1.
Introduction: Multiple cytokines have been studied for their role in the propagation of the inflammatory process related to inflammatory bowel diseases (IBD), but the role of interleukin-4 remains controversial. The aim of this study was to evaluate the role of two IL-4 gene single nucleotide polymorphisms (SNPs) in disease susceptibility and phenotypic expression. 2.
Materials and methods: A group of 160 patients with IBD (86CD/74UC) and 160 healthy controls were genotyped for IL-4 rs2243250/-590C/T and rs2070874/-34C/T using real-time polymerase chain reaction with TaqMan assay. 3.

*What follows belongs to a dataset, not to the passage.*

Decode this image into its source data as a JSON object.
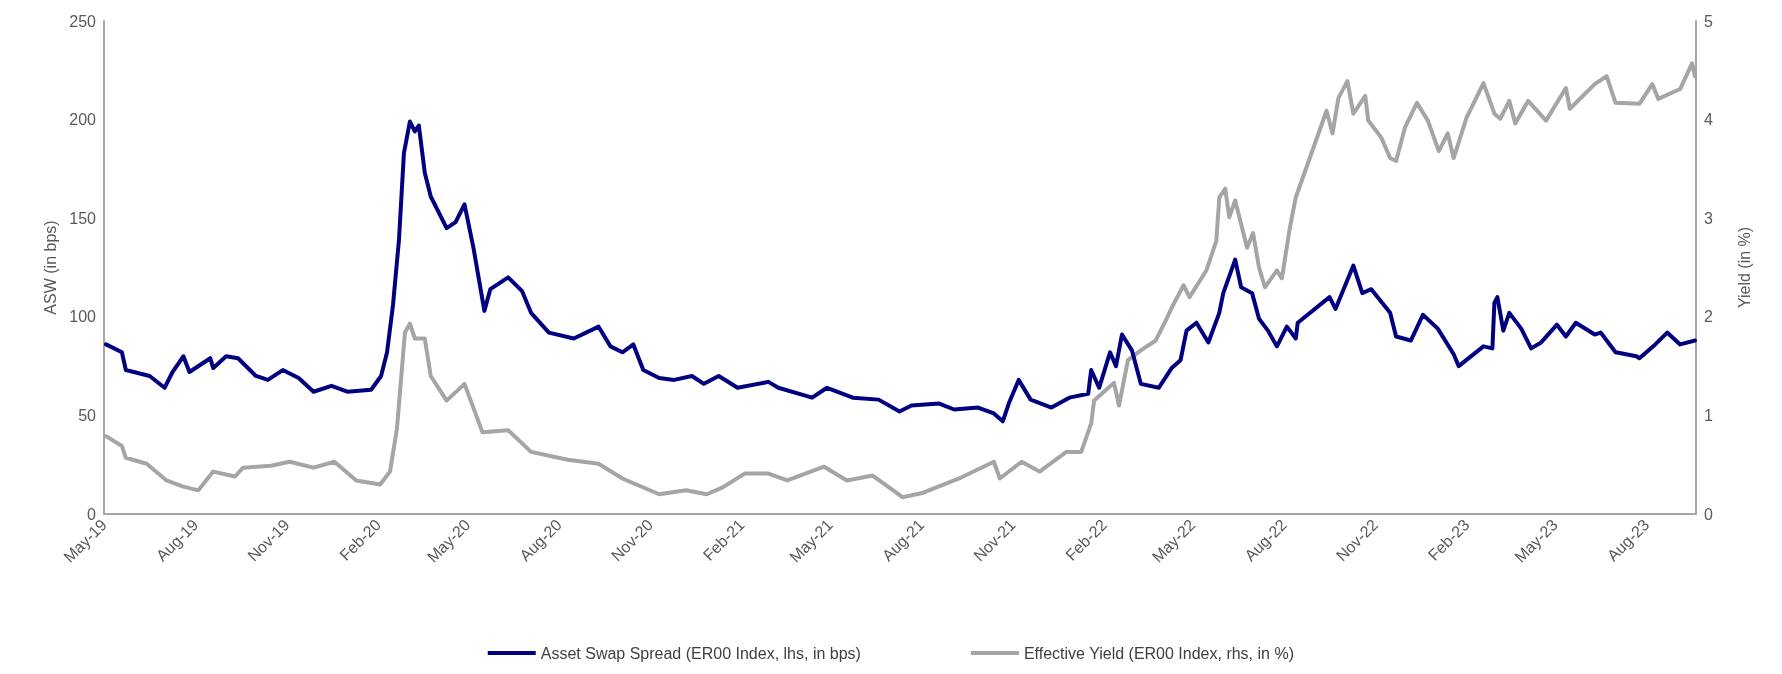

Results: The analysis of IBD patients and controls revealed a significantly reduced frequency of the minor allele T of both SNPs in CD patients (p = 0.03, OR 0.55 and p = 0.02, OR 0.52) and for the entire IBD group (p = 0.01, OR 0.57 and p = 0.01, OR 0.55). Haplotype analysis identified the most frequent haplotype (rs2243250/rs2070874 CC) associated with a high risk for developing IBD (either UC or CD) (p = 0.003). IBD patients with extraintestinal manifestations had significantly increased frequency of the minor alleles T. We also found an association between the presence of allele C of rs2070874 and response to antiTNF treatment. 4.
Conclusions: This is the first study to investigate the IL-4 gene's relation to IBD susceptibility conducted in Romania. Both SNPs were found to be associated with disease susceptibility and phenotypic features, such as extraintestinal manifestations and response to antiTNF agents.
Keywords: crohn’s disease; inflammatory bowel disease; interleukin-4; single nucleotide polymorphism; ulcerative colitis.